Optimisation of pocket doped junctionless TFET and its application in digital inverter

Abstract

In this work, a device called pocket doped junctionless tunnel field-effect transistor (JL-TFET) for digital inverter application is proposed. The operation of this device is subjected to junctionless technique and initially it has an N+–N+–N+ structure. This device utilises a SiGe N+ pocket at the source side and a dual gate namely, fixed gate and control gate. By keeping the fixed gate voltage below its flat band voltage and varying the control gate from 0 to VDD, the device is converted from the N+–N+–N+ structure to P–I–N structure and operates like a tunnel field-effect transistor (TFET). The inclusion of N+ pocket gives an additional tunnelling path perpendicular to the gate-oxide thickness.
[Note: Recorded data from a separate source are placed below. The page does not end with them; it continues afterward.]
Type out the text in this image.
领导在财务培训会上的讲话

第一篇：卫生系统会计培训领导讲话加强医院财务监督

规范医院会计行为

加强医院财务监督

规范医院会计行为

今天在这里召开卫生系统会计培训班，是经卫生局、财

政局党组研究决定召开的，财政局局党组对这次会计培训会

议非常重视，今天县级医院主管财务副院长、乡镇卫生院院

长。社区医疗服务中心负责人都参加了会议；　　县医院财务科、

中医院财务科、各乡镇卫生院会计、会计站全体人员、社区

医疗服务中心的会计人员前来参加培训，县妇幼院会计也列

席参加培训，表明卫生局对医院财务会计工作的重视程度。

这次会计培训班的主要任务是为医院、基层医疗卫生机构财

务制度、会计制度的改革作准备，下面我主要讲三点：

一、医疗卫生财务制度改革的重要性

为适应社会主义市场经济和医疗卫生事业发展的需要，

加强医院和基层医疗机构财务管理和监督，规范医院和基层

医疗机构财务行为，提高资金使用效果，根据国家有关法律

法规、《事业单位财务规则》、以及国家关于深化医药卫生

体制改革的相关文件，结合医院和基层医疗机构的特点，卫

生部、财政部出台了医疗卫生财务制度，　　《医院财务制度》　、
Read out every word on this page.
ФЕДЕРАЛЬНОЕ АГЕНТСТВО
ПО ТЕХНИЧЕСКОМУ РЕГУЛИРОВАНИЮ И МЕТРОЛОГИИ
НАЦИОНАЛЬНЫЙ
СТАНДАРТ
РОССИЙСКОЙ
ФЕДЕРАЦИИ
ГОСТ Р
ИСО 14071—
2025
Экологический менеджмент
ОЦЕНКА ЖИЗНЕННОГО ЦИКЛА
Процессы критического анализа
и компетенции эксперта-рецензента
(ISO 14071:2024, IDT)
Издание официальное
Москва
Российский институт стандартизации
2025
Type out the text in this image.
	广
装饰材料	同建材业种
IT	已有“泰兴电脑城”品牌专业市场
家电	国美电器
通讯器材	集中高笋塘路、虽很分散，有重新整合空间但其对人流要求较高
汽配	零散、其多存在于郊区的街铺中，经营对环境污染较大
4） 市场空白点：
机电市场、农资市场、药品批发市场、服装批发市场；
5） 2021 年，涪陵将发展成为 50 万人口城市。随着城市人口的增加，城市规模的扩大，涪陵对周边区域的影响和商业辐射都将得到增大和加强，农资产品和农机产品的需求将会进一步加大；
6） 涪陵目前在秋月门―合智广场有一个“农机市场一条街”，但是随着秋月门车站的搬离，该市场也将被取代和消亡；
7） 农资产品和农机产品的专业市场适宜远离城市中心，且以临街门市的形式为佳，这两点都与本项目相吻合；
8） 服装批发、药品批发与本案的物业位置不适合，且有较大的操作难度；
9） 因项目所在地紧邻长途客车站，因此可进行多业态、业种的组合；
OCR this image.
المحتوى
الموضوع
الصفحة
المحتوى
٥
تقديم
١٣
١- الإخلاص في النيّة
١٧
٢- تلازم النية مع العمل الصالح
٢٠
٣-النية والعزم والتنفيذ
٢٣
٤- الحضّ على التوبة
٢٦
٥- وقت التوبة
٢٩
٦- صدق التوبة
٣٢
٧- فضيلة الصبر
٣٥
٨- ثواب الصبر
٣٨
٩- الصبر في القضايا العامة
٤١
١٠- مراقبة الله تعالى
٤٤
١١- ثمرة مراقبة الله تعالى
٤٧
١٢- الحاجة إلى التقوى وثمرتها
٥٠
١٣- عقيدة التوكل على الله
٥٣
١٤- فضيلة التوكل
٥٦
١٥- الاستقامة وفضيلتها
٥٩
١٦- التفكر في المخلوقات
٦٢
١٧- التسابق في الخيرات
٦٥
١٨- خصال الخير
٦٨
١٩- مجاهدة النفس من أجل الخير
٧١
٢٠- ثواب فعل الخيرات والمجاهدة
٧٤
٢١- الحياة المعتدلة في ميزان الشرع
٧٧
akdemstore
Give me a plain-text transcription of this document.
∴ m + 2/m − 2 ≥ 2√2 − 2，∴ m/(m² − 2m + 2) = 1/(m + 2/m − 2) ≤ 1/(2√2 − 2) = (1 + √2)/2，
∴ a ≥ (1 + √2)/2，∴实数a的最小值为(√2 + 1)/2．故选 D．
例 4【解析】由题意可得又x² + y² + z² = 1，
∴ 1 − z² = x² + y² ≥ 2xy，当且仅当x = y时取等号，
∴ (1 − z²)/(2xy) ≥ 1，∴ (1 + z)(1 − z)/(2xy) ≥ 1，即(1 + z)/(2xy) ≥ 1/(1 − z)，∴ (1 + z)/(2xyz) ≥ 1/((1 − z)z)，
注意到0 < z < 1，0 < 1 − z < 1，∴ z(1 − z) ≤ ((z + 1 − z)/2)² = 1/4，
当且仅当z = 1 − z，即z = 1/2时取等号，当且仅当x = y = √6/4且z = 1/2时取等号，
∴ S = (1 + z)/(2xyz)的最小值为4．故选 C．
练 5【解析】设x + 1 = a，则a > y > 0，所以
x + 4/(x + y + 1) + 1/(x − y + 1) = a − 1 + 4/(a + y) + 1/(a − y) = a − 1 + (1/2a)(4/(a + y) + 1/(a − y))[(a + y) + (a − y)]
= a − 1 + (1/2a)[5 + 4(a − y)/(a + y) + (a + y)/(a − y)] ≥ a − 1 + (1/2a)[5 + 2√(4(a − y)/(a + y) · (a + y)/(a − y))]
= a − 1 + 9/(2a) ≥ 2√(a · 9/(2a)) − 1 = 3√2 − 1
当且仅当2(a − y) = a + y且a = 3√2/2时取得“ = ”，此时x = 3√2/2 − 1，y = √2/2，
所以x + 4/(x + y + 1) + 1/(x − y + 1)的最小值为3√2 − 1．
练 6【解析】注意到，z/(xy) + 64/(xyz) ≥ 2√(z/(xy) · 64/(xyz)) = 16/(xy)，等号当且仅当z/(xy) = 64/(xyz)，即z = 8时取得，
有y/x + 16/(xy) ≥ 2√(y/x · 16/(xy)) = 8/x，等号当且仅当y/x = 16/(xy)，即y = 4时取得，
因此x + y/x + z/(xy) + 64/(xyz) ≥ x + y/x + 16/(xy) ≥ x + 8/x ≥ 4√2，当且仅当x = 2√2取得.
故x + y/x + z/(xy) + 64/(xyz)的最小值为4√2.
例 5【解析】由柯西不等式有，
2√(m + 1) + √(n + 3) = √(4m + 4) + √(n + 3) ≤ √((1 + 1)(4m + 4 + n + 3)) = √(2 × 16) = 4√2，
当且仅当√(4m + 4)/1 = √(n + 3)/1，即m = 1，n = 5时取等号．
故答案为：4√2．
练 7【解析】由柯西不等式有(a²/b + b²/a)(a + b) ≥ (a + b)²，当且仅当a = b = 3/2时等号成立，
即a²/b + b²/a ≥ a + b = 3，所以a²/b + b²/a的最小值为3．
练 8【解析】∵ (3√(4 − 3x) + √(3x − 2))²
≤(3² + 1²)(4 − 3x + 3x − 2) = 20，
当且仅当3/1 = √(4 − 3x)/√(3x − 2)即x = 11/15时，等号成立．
A brief examination of the proposed device has been done on the impacts of the work-function variations of both the gate metals. A subthreshold swing of 43.6 mV/dec is obtained for fixed and control gate work-function of 5 and 4.5 eV, respectively. The proposed device gives the drain current of 5.7 × 10−4 A approximately twice that of conventional JL-TFET. Further, an radio frequency analysis of the device is done for different parameters such as drain current (ID), total gate capacitance (Cgg), transconductance (gm) and cut-off frequency (fT) and the outcomes are compared with conventional JL-TFET. The device is found to be suitable for high-frequency application. Lastly, it is applied on inverter circuit and its voltage transfer characteristics are studied.